Meeting of internet minds at forum on democracy

 

WIRED:IF, AFTER the 1960s, it grew a little funny to talk about peace, love and understanding, it certainly seems declasse these days to talk about the internet being a tool for revolutionising democracy. Yet somehow, the Personal Democracy Forum (PDF), an annual event that has taken place in New York on that topic since 2004, abides. More than abides actually – the event has doubled-down every year, and doesn’t seem to have turned quaintly old-hippy in the least.

The talks are packed, the speakers high-placed and powerful, and the branding rich and generous. The event can boast Jane Holl Lute, chief operating officer of the Department of Homeland Security, Todd Park, chief technology officer of the US government, and the Recording Industry Association of America’s chairman Cary Sherman, with ATT, Microsoft, Google and Facebook paying the bills.

Which, again, is jarring, given the other perhaps more expected attendees. Following each of those characters on the roster are their mirror-universe equivalents. John Perry Barlow, the notoriously copyright-sceptical Grateful Dead lyricist and founder of the Electronic Frontier Foundation, followed Sherman on the stage. Carne Ross, the diplomat who blew the whistle on the British government’s scant evidence regarding weapons of mass destruction in Iraq, and now confesses to be more of an anarchist, turns up the day after Lute, who is ex-military. I saw people there who’d identify with the Anonymous collective, notorious for expropriating private information, and they were chatting with folks whose job it is to (legally) open government data.

What is going on here? Watching all of these interactions, I felt myself swing in mood cycles that were mini versions of the internet’s own reputational stock index. It’s pretty inspiring to realise that the powers at the heart of America want to acknowledge the political power of the net, and are no longer alien to it. Park is the embodiment of an empowered nerd, talking about how to make things awesome, wandering around the Federal infrastructure and apparently liberating data and loosening red tape. Barlow and Sherman shared potshots, but also shared a stage, and Sherman’s speech at least made sense in its descriptions of the power of the net for musicians, as well as the threats his organisation sees.

But at the same time, it’s a little chilling to see the net being pulled into the orbit of such powerbrokers. Is it really a revolution when everyone gets along – and the new guard are on suspiciously genial terms with the old?

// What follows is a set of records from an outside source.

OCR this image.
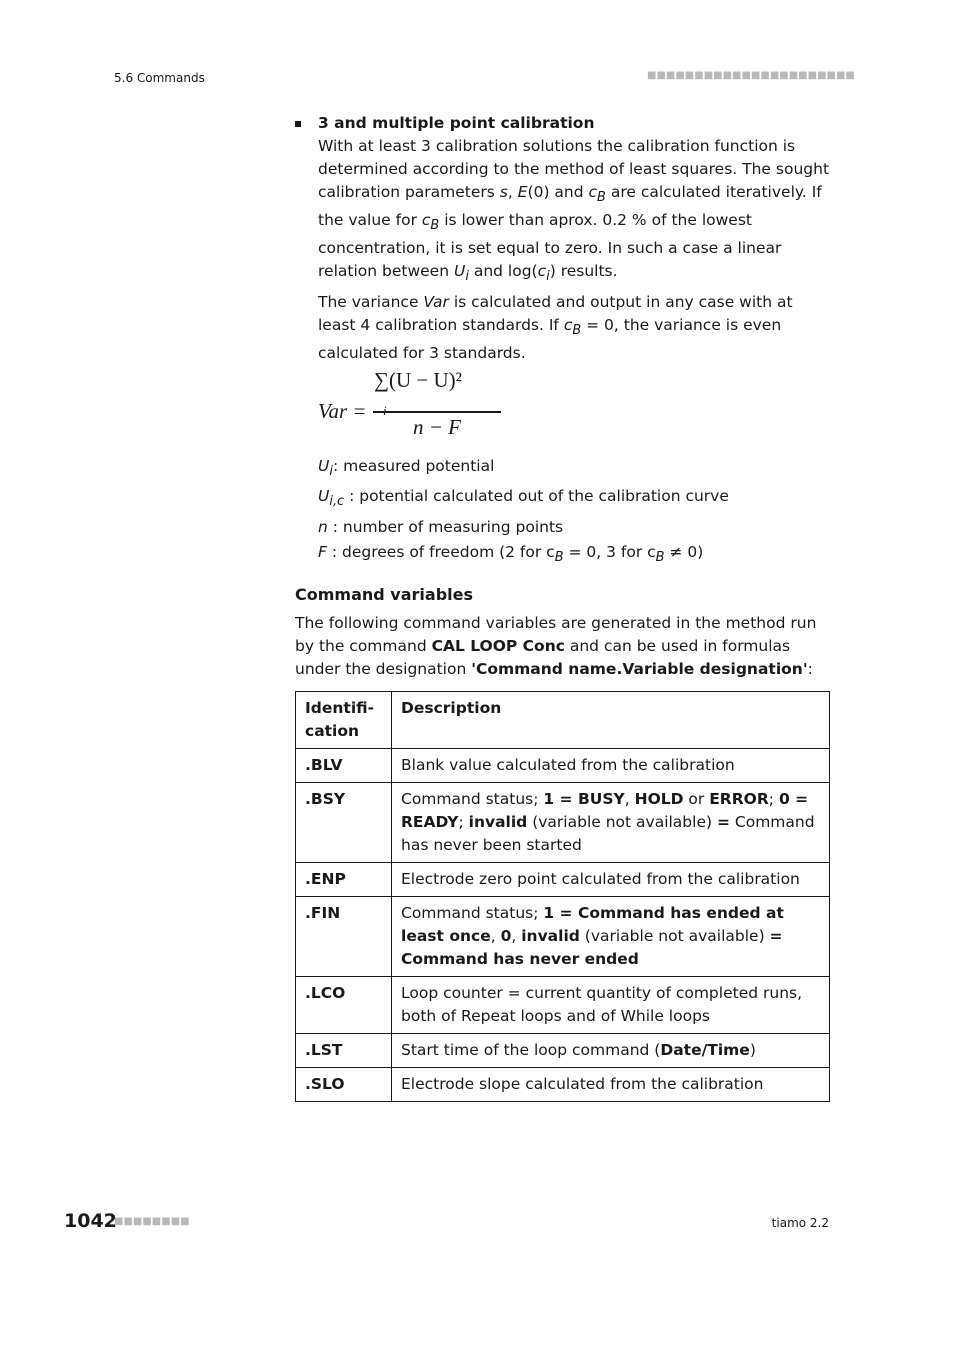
5.6 Commands	■■■■■■■■■■■■■■■■■■■■■■
3 and multiple point calibration

With at least 3 calibration solutions the calibration function is determined according to the method of least squares. The sought calibration parameters s, E(0) and $c_B$ are calculated iteratively. If the value for $c_B$ is lower than aprox. 0.2 % of the lowest concentration, it is set equal to zero. In such a case a linear relation between $U_i$ and $\log(c_i)$ results.

The variance Var is calculated and output in any case with at least 4 calibration standards. If $c_B = 0$, the variance is even calculated for 3 standards.

Var =
∑(U − U)²
n − F

$U_i$: measured potential

$U_{i,c}$ : potential calculated out of the calibration curve

n : number of measuring points

F : degrees of freedom (2 for $c_B = 0$, 3 for $c_B \ne 0$)

Command variables

The following command variables are generated in the method run by the command CAL LOOP Conc and can be used in formulas under the designation 'Command name.Variable designation':

Identification	Description
.BLV	Blank value calculated from the calibration
.BSY	Command status; 1 = BUSY, HOLD or ERROR; 0 = READY; invalid (variable not available) = Command has never been started
.ENP	Electrode zero point calculated from the calibration
.FIN	Command status; 1 = Command has ended at least once, 0, invalid (variable not available) = Command has never ended
.LCO	Loop counter = current quantity of completed runs, both of Repeat loops and of While loops
.LST	Start time of the loop command (Date/Time)
.SLO	Electrode slope calculated from the calibration
1042
■■■■■■■■	tiamo 2.2
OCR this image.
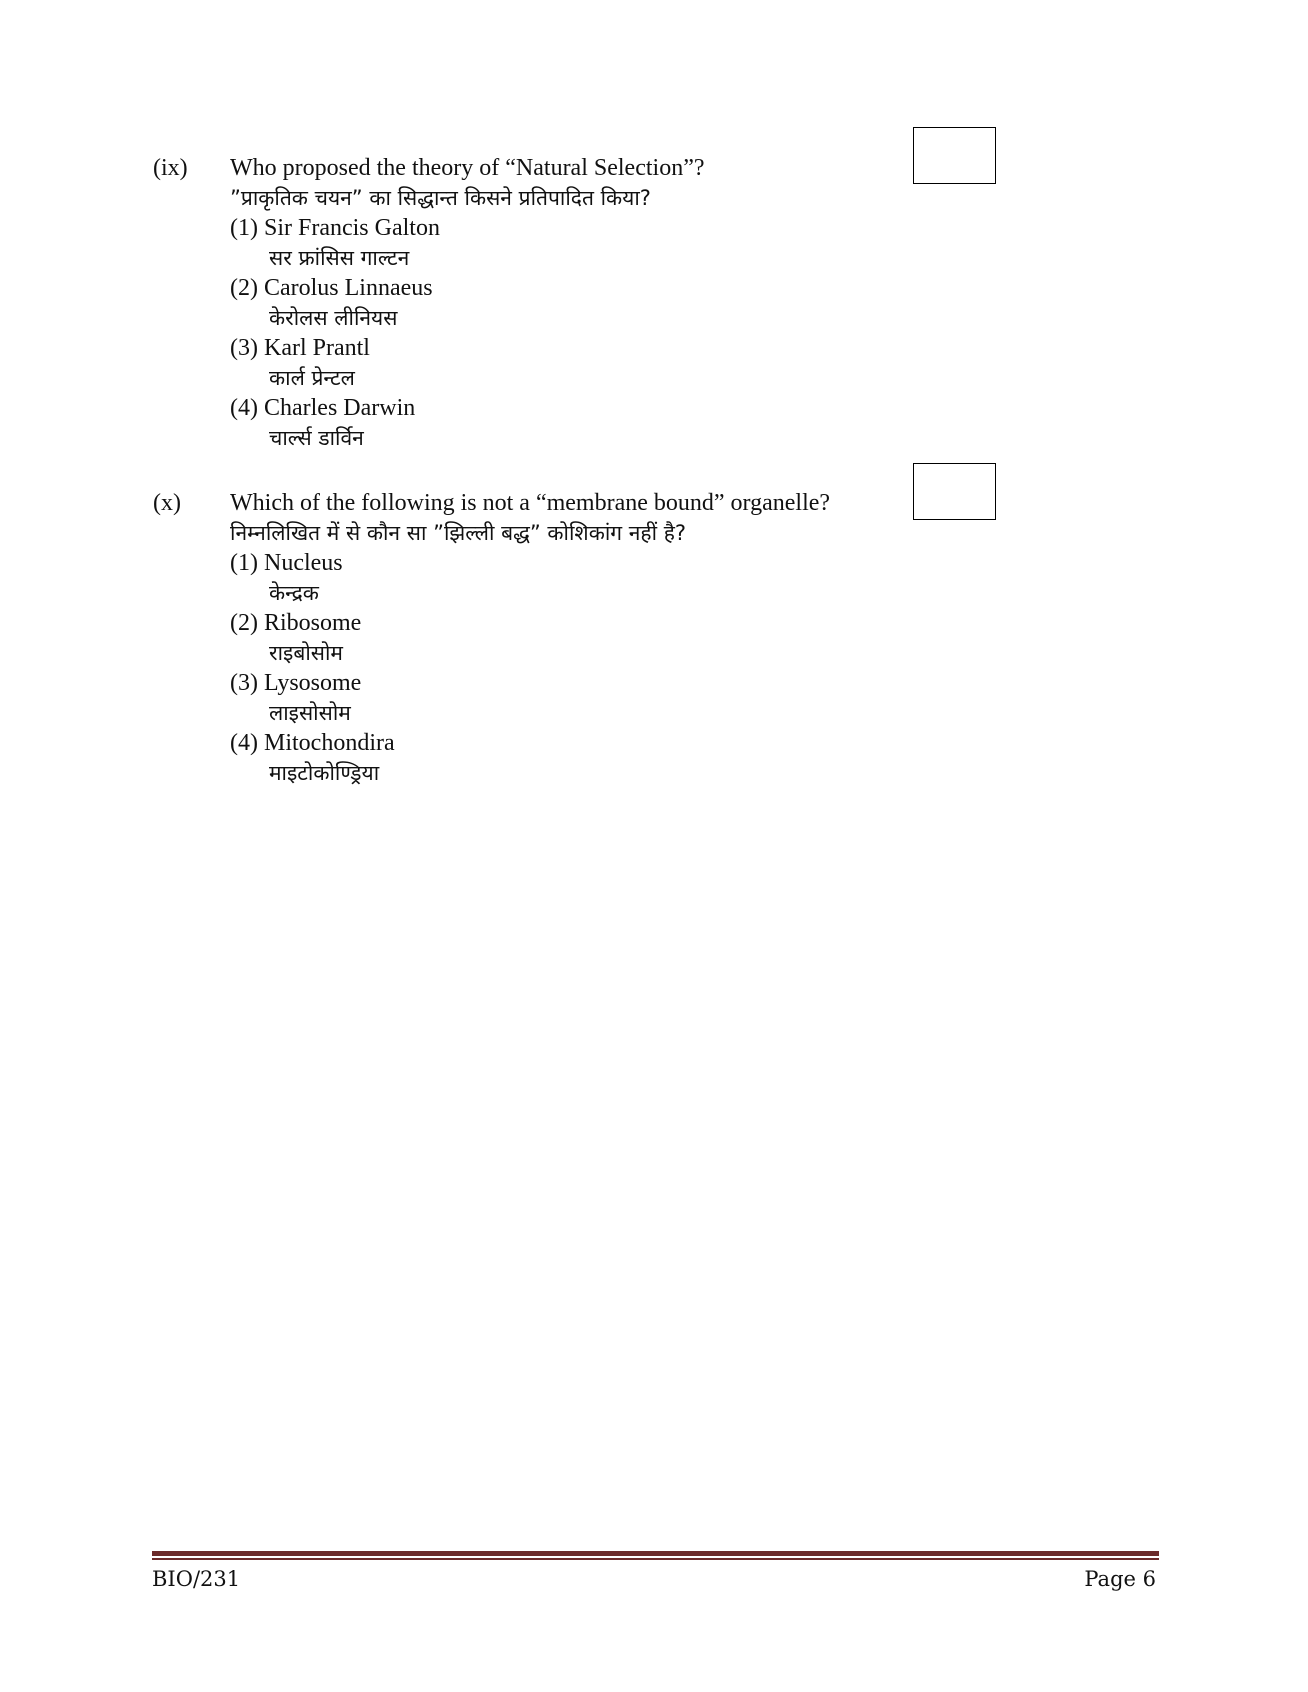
(ix) Who proposed the theory of “Natural Selection”?
”प्राकृतिक चयन” का सिद्धान्त किसने प्रतिपादित किया?
(1) Sir Francis Galton
सर फ्रांसिस गाल्टन
(2) Carolus Linnaeus
केरोलस लीनियस
(3) Karl Prantl
कार्ल प्रेन्टल
(4) Charles Darwin
चार्ल्स डार्विन
(x) Which of the following is not a “membrane bound” organelle?
निम्नलिखित में से कौन सा ”झिल्ली बद्ध” कोशिकांग नहीं है?
(1) Nucleus
केन्द्रक
(2) Ribosome
राइबोसोम
(3) Lysosome
लाइसोसोम
(4) Mitochondira
माइटोकोण्ड्रिया
BIO/231	Page 6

David Weinberger, one of the grand old men of internet exceptionalism, gave his talk on perhaps the most hopeful explanation for friendliness. As part of the internet backlash, one of the givens is the enormous damage of the “echo chamber”. Instead of being an incredible force for bringing people together, goes the theory, the net has actually just coagulated us into more and more homogenous and radicalised blobs. We only read information from those who are like us. We only talk, online, with those like us. And we can filter and delete any opinions we don’t like from our informational diet. As echo chambers divide, they also reinforce. After a while spending all your time on the net world equivalent of Fox News, you and your colleagues start chasing your own ideological tails, becoming more and more extreme as you become unmoored from reality.

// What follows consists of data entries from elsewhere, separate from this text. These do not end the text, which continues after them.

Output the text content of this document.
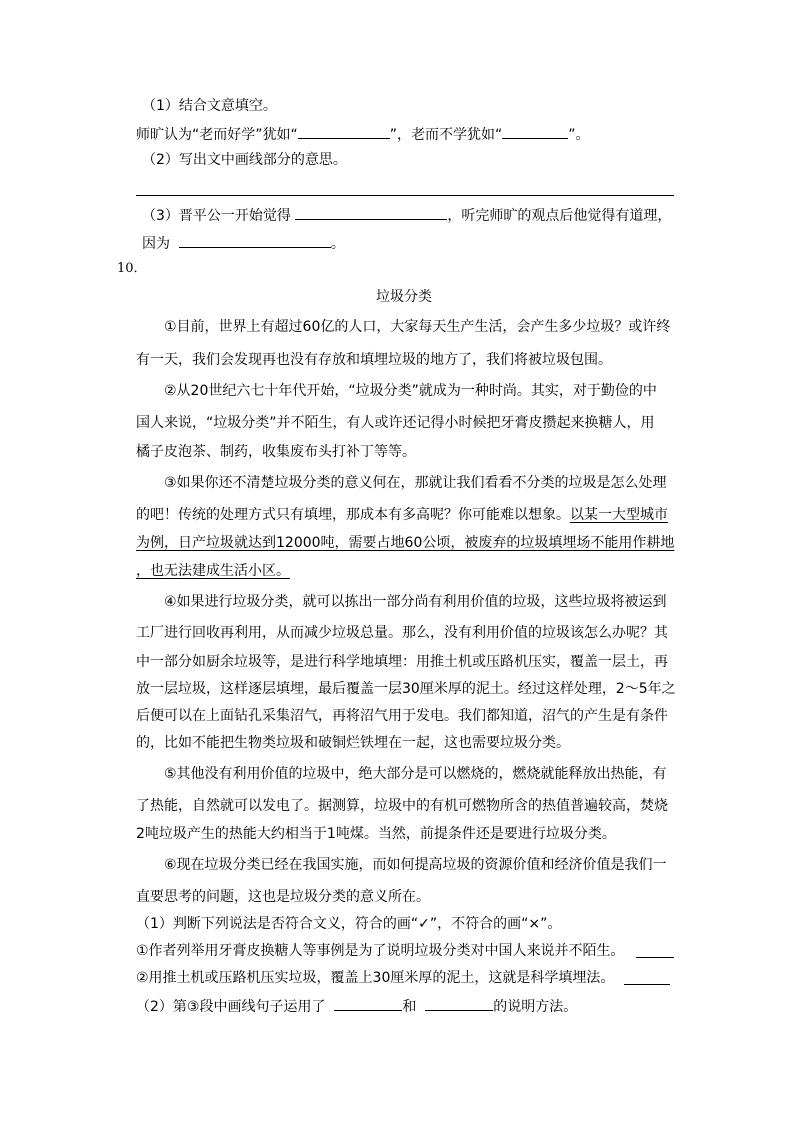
（1）结合文意填空。
师旷认为“老而好学”犹如“	”，老而不学犹如“	”。
（2）写出文中画线部分的意思。
（3）晋平公一开始觉得	，听完师旷的观点后他觉得有道理，
因为	。
10．
垃圾分类
①目前，世界上有超过60亿的人口，大家每天生产生活，会产生多少垃圾？或许终
有一天，我们会发现再也没有存放和填埋垃圾的地方了，我们将被垃圾包围。
②从20世纪六七十年代开始，“垃圾分类”就成为一种时尚。其实，对于勤俭的中
国人来说，“垃圾分类”并不陌生，有人或许还记得小时候把牙膏皮攒起来换糖人，用
橘子皮泡茶、制药，收集废布头打补丁等等。
③如果你还不清楚垃圾分类的意义何在，那就让我们看看不分类的垃圾是怎么处理
的吧！传统的处理方式只有填埋，那成本有多高呢？你可能难以想象。以某一大型城市
为例，日产垃圾就达到12000吨，需要占地60公顷，被废弃的垃圾填埋场不能用作耕地
，也无法建成生活小区。
④如果进行垃圾分类，就可以拣出一部分尚有利用价值的垃圾，这些垃圾将被运到
工厂进行回收再利用，从而减少垃圾总量。那么，没有利用价值的垃圾该怎么办呢？其
中一部分如厨余垃圾等，是进行科学地填埋：用推土机或压路机压实，覆盖一层土，再
放一层垃圾，这样逐层填埋，最后覆盖一层30厘米厚的泥土。经过这样处理，2～5年之
后便可以在上面钻孔采集沼气，再将沼气用于发电。我们都知道，沼气的产生是有条件
的，比如不能把生物类垃圾和破铜烂铁埋在一起，这也需要垃圾分类。
⑤其他没有利用价值的垃圾中，绝大部分是可以燃烧的，燃烧就能释放出热能，有
了热能，自然就可以发电了。据测算，垃圾中的有机可燃物所含的热值普遍较高，焚烧
2吨垃圾产生的热能大约相当于1吨煤。当然，前提条件还是要进行垃圾分类。
⑥现在垃圾分类已经在我国实施，而如何提高垃圾的资源价值和经济价值是我们一
直要思考的问题，这也是垃圾分类的意义所在。
（1）判断下列说法是否符合文义，符合的画“✓”，不符合的画“×”。
①作者列举用牙膏皮换糖人等事例是为了说明垃圾分类对中国人来说并不陌生。
②用推土机或压路机压实垃圾，覆盖上30厘米厚的泥土，这就是科学填埋法。
（2）第③段中画线句子运用了	和	的说明方法。
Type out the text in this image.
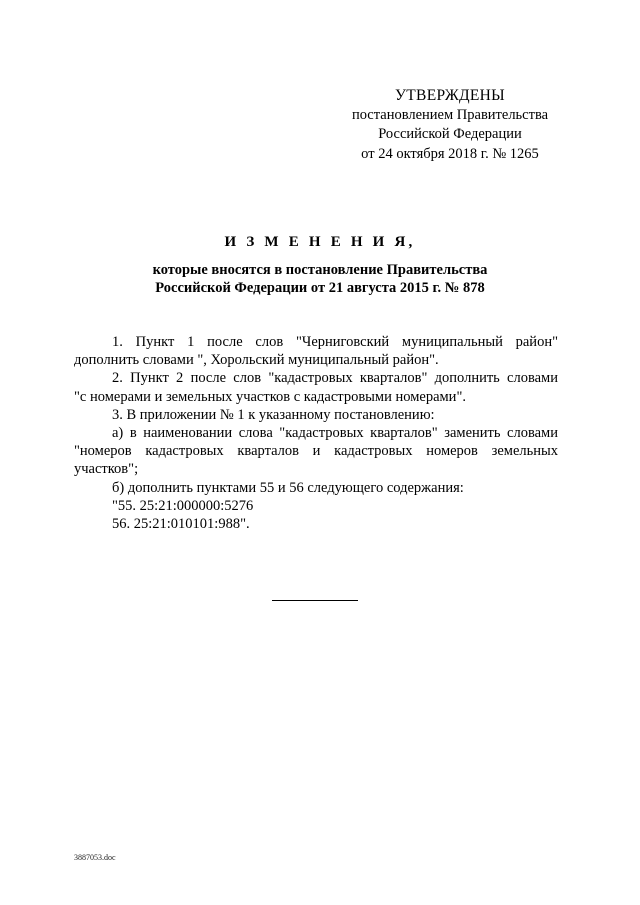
УТВЕРЖДЕНЫ
постановлением Правительства
Российской Федерации
от 24 октября 2018 г. № 1265
И З М Е Н Е Н И Я,
которые вносятся в постановление Правительства
Российской Федерации от 21 августа 2015 г. № 878

1. Пункт 1 после слов "Черниговский муниципальный район"

дополнить словами ", Хорольский муниципальный район".

2. Пункт 2 после слов "кадастровых кварталов" дополнить словами

"с номерами и земельных участков с кадастровыми номерами".

3. В приложении № 1 к указанному постановлению:

а) в наименовании слова "кадастровых кварталов" заменить словами

"номеров кадастровых кварталов и кадастровых номеров земельных

участков";

б) дополнить пунктами 55 и 56 следующего содержания:

"55. 25:21:000000:5276

56. 25:21:010101:988".

3887053.doc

After two or so decades of the internet, it’s hard not to concede some truth to this description. We don’t connect with the world online, we connect with our friends. The algorithms of Facebook and others do seem to optimise to introduce us to what we already know, because that’s what they know we like.

Weinberger, like many of us, has gone from being contrarian about the future promise of the net, to an accepted prophet, back to contrarian again, simply by seeing the positive side. Echo chambers aren’t all bad. We can only communicate, he says, with people who are like us in at least some capacity. We cannot connect with those who are completely alien. In our echo chambers, we can develop a kind of communal curiosity about the rest of the world. The net lets us at least voyage out safely to satisfy our curiosity.

The example of the echo chamber Weinberger gives is Reddit, a site whose users – generally atheistic, sceptical, and I’d add, are largely white and male – do sometimes seem to work to reinforce each others’ opinions. But Reddit also has an “I am a . . . , ask me anything” feature, where various individuals from the outside world come into the community and agree to a selection of whatever Reddit’s millions offer up as queries. From Nobel-prize winning economist Paul Krugman to an air crash survivor, from a Rick Santorum supporter to an ex-con from a maximum security jail, Reddit has connected its users to people very unlike them.

PDF isn’t an echo chamber, if you have Republican party operatives sitting next to Pirate Party coders.

But it makes me wonder, if all of the people the world sees as radical opposites are sitting talking here, what’s going on out there in the world, outside this chamber of political power.